You don’t own them,” one student said to her, “they’re nature. God made them.”

“God made them?” said Rose. “You think God made them? Did God call White Flower Farm and order the bulbs? Did God put it on his credit card? Did God dig holes for the bulbs in the fall and mix bone meal in the dirt to feed them and cover them with mulch in the winter? If you think God did that, you’re an idiot!”

The student told Rose to “chill.” Then, she writes, they spent “several vivacious minutes, engaging in what the Wesleyan Bulletin calls education outside the classroom.”

(And just as an aside, if you read the article you will realize God never intended tulips to be in North America. The lengths to which the Dutch go to simulate the conditions of eastern Turkey’s mountains where the flower originates are astounding.)

If this is the attitude of some about tangible objects, just imagine how they might view material that exists digitally and is easily transferred to other people or copied. It is much more difficult to conceive of the effort that went into creating a book these days than it was when monks painstakenly copied tomes.

This is not to say that people have no concept of the value of labor invested to create digital media. There is a multi-user game called Medievia that has long been the target of derision by members of the online gaming community for using a widely available code base called DIKU to create their game and then removing the credits required by the license.

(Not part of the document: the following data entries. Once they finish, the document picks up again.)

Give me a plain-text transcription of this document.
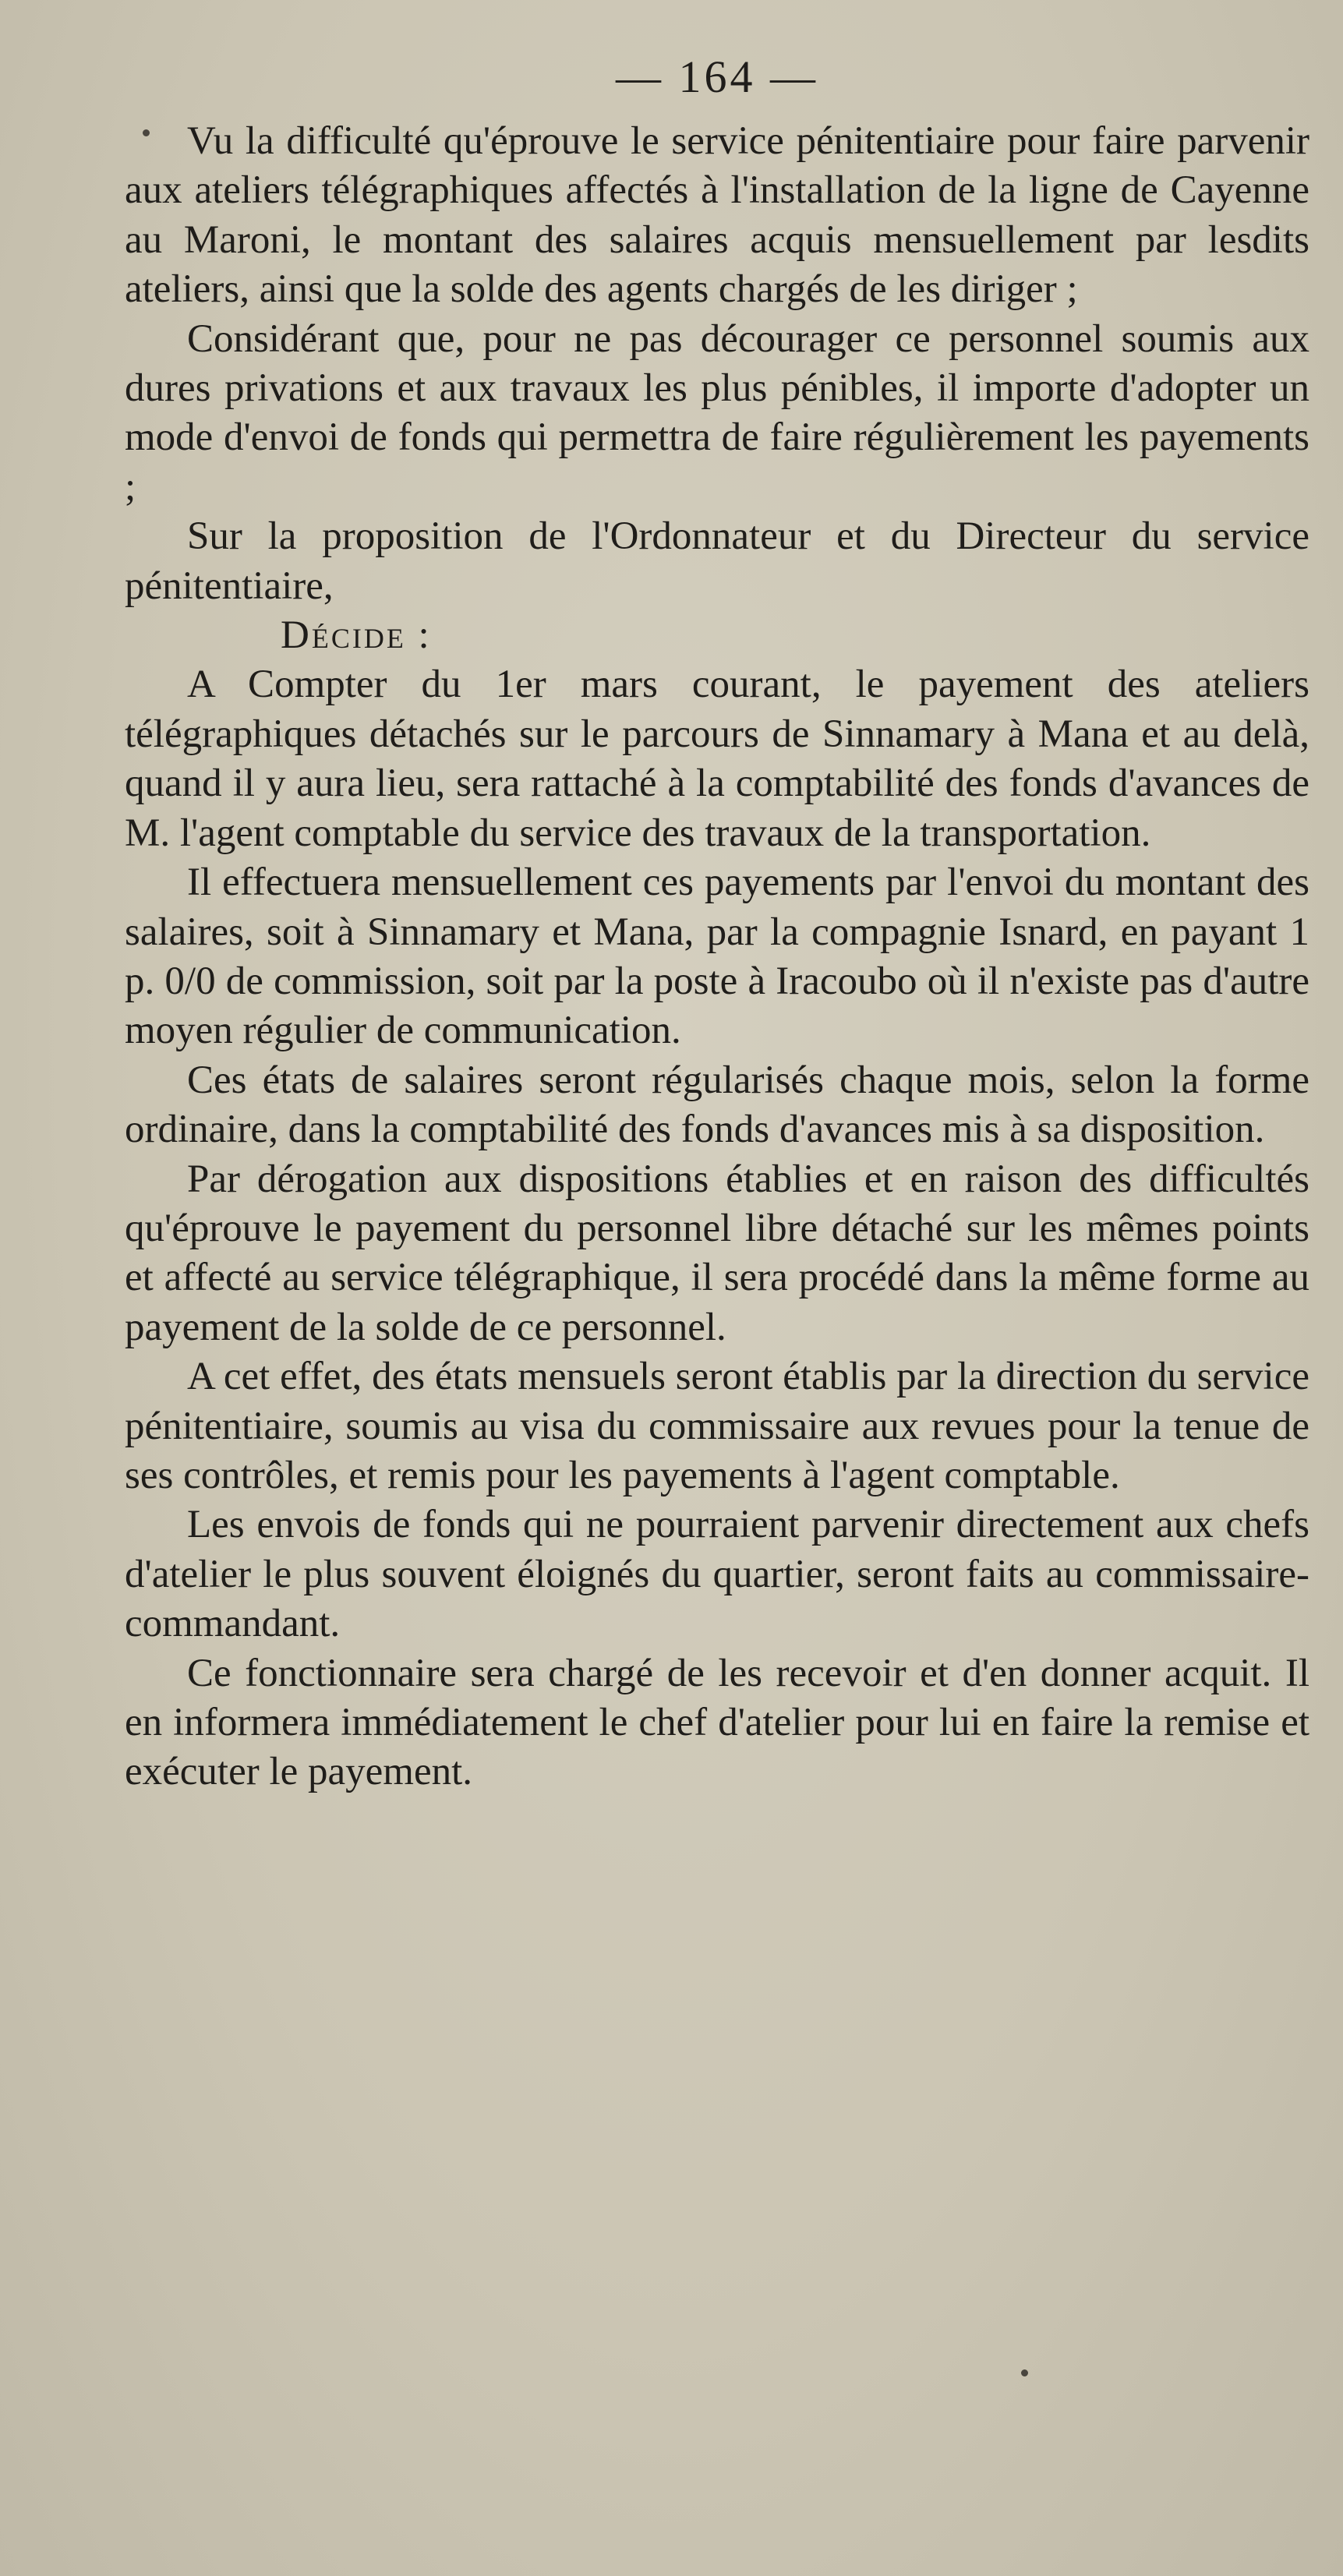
— 164 —

Vu la difficulté qu'éprouve le service pénitentiaire pour faire parvenir aux ateliers télégraphiques affectés à l'installation de la ligne de Cayenne au Maroni, le montant des salaires acquis mensuellement par lesdits ateliers, ainsi que la solde des agents chargés de les diriger ;

Considérant que, pour ne pas décourager ce personnel soumis aux dures privations et aux travaux les plus pénibles, il importe d'adopter un mode d'envoi de fonds qui permettra de faire régulièrement les payements ;

Sur la proposition de l'Ordonnateur et du Directeur du service pénitentiaire,

Décide :

A Compter du 1er mars courant, le payement des ateliers télégraphiques détachés sur le parcours de Sinnamary à Mana et au delà, quand il y aura lieu, sera rattaché à la comptabilité des fonds d'avances de M. l'agent comptable du service des travaux de la transportation.

Il effectuera mensuellement ces payements par l'envoi du montant des salaires, soit à Sinnamary et Mana, par la compagnie Isnard, en payant 1 p. 0/0 de commission, soit par la poste à Iracoubo où il n'existe pas d'autre moyen régulier de communication.

Ces états de salaires seront régularisés chaque mois, selon la forme ordinaire, dans la comptabilité des fonds d'avances mis à sa disposition.

Par dérogation aux dispositions établies et en raison des difficultés qu'éprouve le payement du personnel libre détaché sur les mêmes points et affecté au service télégraphique, il sera procédé dans la même forme au payement de la solde de ce personnel.

A cet effet, des états mensuels seront établis par la direction du service pénitentiaire, soumis au visa du commissaire aux revues pour la tenue de ses contrôles, et remis pour les payements à l'agent comptable.

Les envois de fonds qui ne pourraient parvenir directement aux chefs d'atelier le plus souvent éloignés du quartier, seront faits au commissaire-commandant.

Ce fonctionnaire sera chargé de les recevoir et d'en donner acquit. Il en informera immédiatement le chef d'atelier pour lui en faire la remise et exécuter le payement.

Medievia made the claim that the game was completely re-written but an investigation showed the changes were superficial. The length of debate on the legality and enforceability of the DIKU license is quite amazing and mind boggling. But it goes to show that there is some healthy respect for the effort people put in to creating works.

It should be noted that the creators of DIKU didn’t make much, if any, money on their creation. People are allowed to use the software for free if they don’t charge for the product either. The esteem people have for the rights of intellectual property creators may be indirectly proportional to the amount of money they make off the product. If Microsoft had created DIKU, you probably wouldn’t hear a peep.

The whole subject of IP rights is so fraught with complex issues it is impossible to try to address in one night’s entry. My purpose in posting tonight is to posit this idea–If we assume that in future years protection of artistic expression as we know it today will be nonexistent in practice if not in fact, what can artists do to shape the new situation?

Since the creations of people who don’t profit from their work seems to enjoy some protection among online society, artists seem to already be in a position to take advantage of the new world order.
Though between an opportunity to reap millions off your creation and having people jump to your defense online, I figure artists will still dream of money.

In a world where the open source model is creating operating systems like Linux and reference “books” like Wikipedia and popular music is often comprised of borrowed bits of other people’s music, can an artist hope to be much more than first and most honored among many contributors?

I surely don’t know. If anyone comes across a person or group who seem to be providing a model for the future on how to assert your identity and retain credit for your labor without resorting to ultimately futile stopgap measures, I would love to hear about it.